The gold discoveries on the Palmer, and the rush there which occurred soon after this expedition, led to a vast deal of exploration being done under the name of prospecting. Small parties were out in all directions on the rivers named and crossed by Hann and the heads of those named by Leichhardt, the Lynd and the Gilbert, were ransacked and searched in every direction.

In 1875, the Queensland Government decided to send out an expedition to decide upon the amount of pastoral country existing to the westward of the Diamantina River, and see if it extended to the boundary of the colony. It was placed under the command of W. O. Hodgkinson, who had already seen considerable experience as an explorer, having been one of the members of the Burke and Wills party, and also a member of M'Kinlay's expedition when he traversed the continent. The second in charge was a mining surveyor and mineralogist, Mr. E. A. Kayzer.

Although the expedition was organised as early as September, it was not thought politic to start so soon before the impending wet season, so the party were directed to muster at the Etheridge (goldfield), and occupy the time between then and the end of the year, in examining and reporting on the country between there and Cloncurry gold-field, on the Cloncurry River, which was to be the final point of departure.

After some minor excursions in the neighbourhood of the Cloncurry, Hodgkinson and party left that place in May, 1876, and proceeded across the dividing watershed to the Diamantina River, and followed that river down to below the boundary of the colony of Queensland and South Australia, where it received the name of the Everett, from Lewis.

This much of the progress of the North West Expedition, as it was called, included little country not already known, and, moreover, at this time the district was being settled on in all parts by the pioneer squatters, the tracks of whose cattle were now up and down the whole length of the river.

From the lower Diamantina, Hodgkinson made west towards the boundary of the colony, and beyond Eyre's Creek found a fine watercourse running through good pastoral country, which he branded with the name of the Mulligan River. Following this river up, and finding it alternately well and poorly watered, the party crossed from the head of it on to the Herbert, unwitting that they had done so, and followed that river on until they overtook Buchanan, Landsborough's old companion, who, with a mob of cattle, was re-stocking the Herbert.

As this country had been at one time stocked, and stations formed and abandoned, exploration may be considered to have ceased. The surveys of Messrs.

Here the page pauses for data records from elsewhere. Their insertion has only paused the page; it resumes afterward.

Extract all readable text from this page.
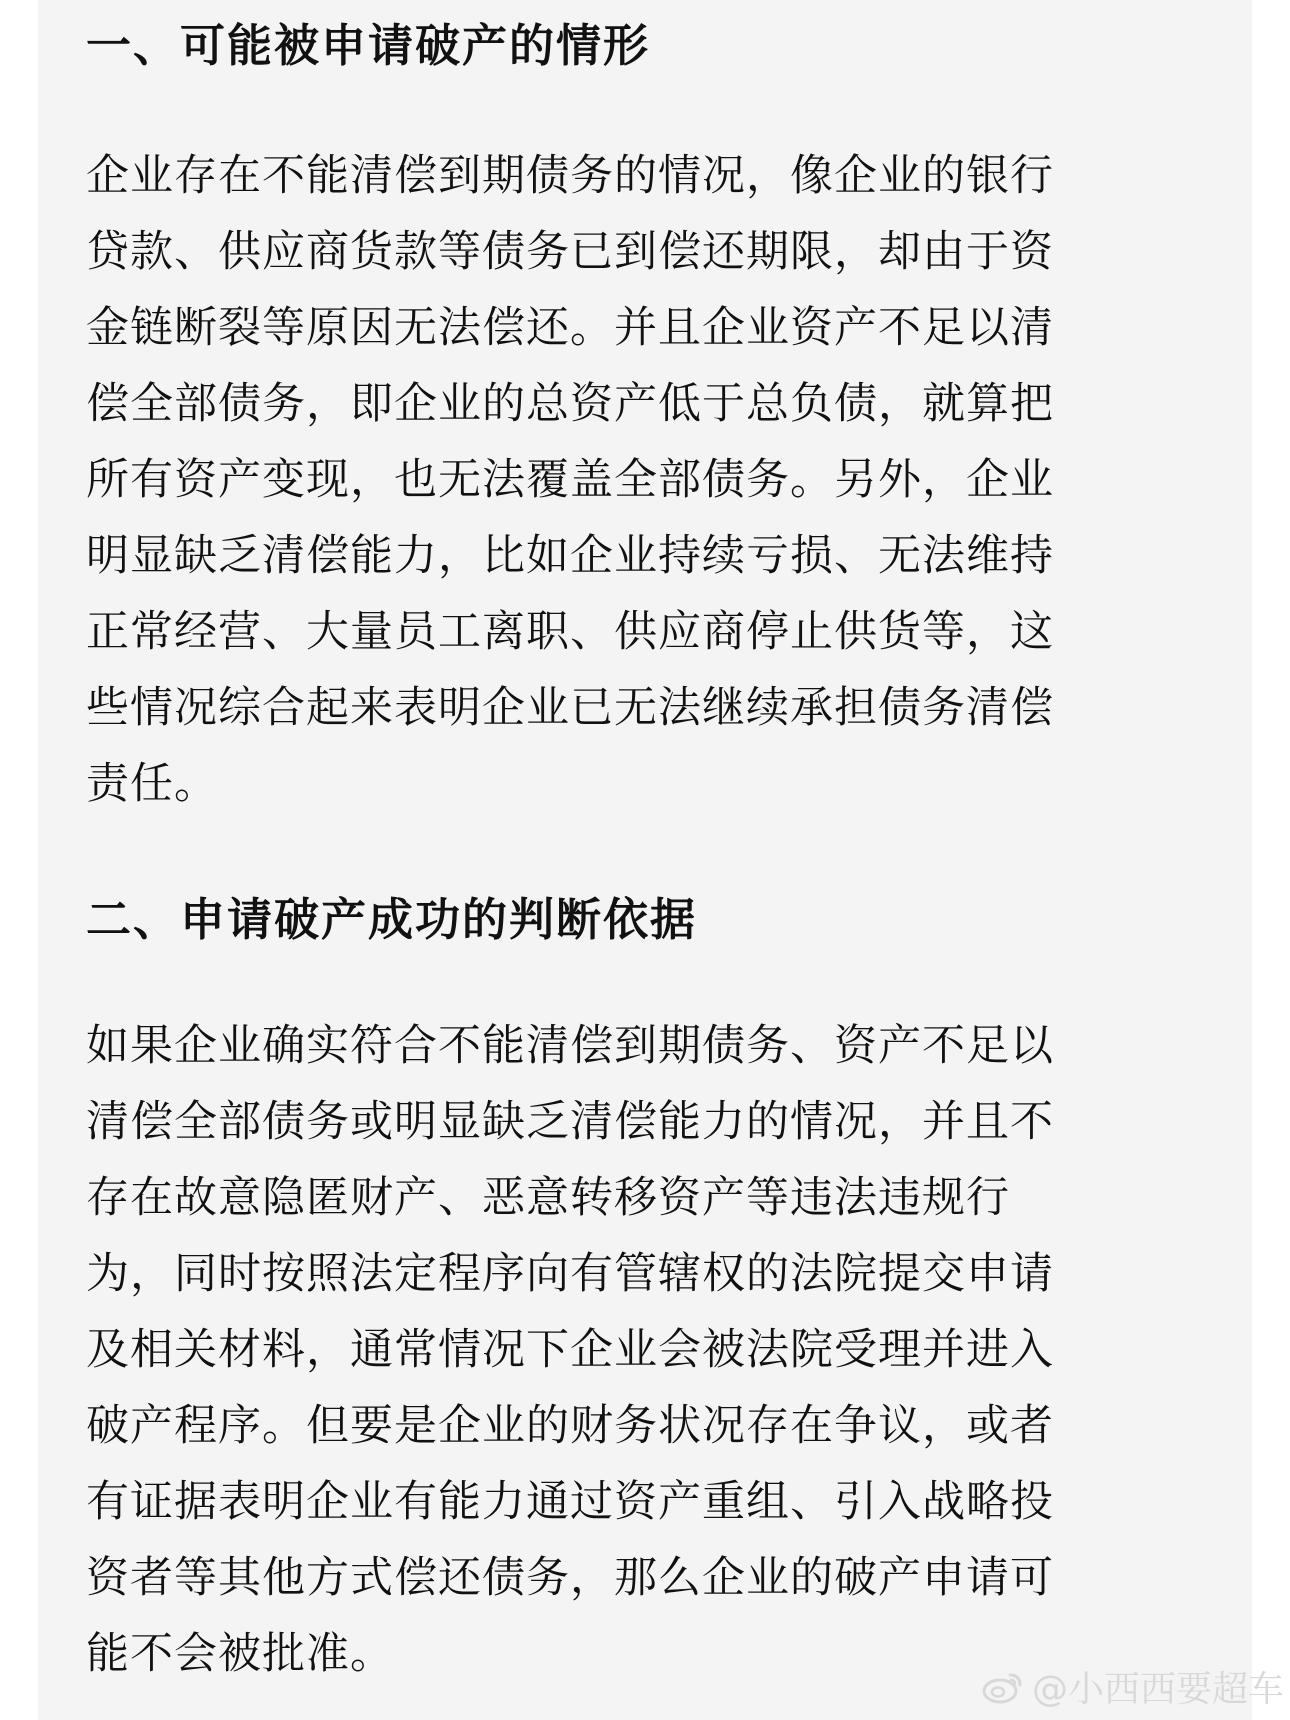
一、可能被申请破产的情形
企业存在不能清偿到期债务的情况，像企业的银行
贷款、供应商货款等债务已到偿还期限，却由于资
金链断裂等原因无法偿还。并且企业资产不足以清
偿全部债务，即企业的总资产低于总负债，就算把
所有资产变现，也无法覆盖全部债务。另外，企业
明显缺乏清偿能力，比如企业持续亏损、无法维持
正常经营、大量员工离职、供应商停止供货等，这
些情况综合起来表明企业已无法继续承担债务清偿
责任。
二、申请破产成功的判断依据
如果企业确实符合不能清偿到期债务、资产不足以
清偿全部债务或明显缺乏清偿能力的情况，并且不
存在故意隐匿财产、恶意转移资产等违法违规行
为，同时按照法定程序向有管辖权的法院提交申请
及相关材料，通常情况下企业会被法院受理并进入
破产程序。但要是企业的财务状况存在争议，或者
有证据表明企业有能力通过资产重组、引入战略投
资者等其他方式偿还债务，那么企业的破产申请可
能不会被批准。
@小西西要超车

Scarr and Jopp soon explained the mistake fallen into by Hodgkinson as to the identity of Landsborough's Herbert and his own Mulligan. It will be remembered that in the central districts, the watersheds are so low and the size of the rivers so uncertain, that to find a watercourse dwindle away into nothing in one mile, and expand into a river the next is not at all surprising, so that to leave the head of a river and come on to another running in the same direction, it would appear quite feasible that it was the same river re-formed.

This was the last exploring expedition sent out by the Queensland Government; their colony being now nearly entirely known, and in fact the earlier squatters of the Herbert, before its abandonment in 1874, were settled some distance across into South Australian territory.

Unfortunately, the commercial depression of 1871 and 1872 led to the stations on the Herbert being thrown up, and the country, good as it was, lapsed into its original state of loneliness, and remained for many years quite unoccupied.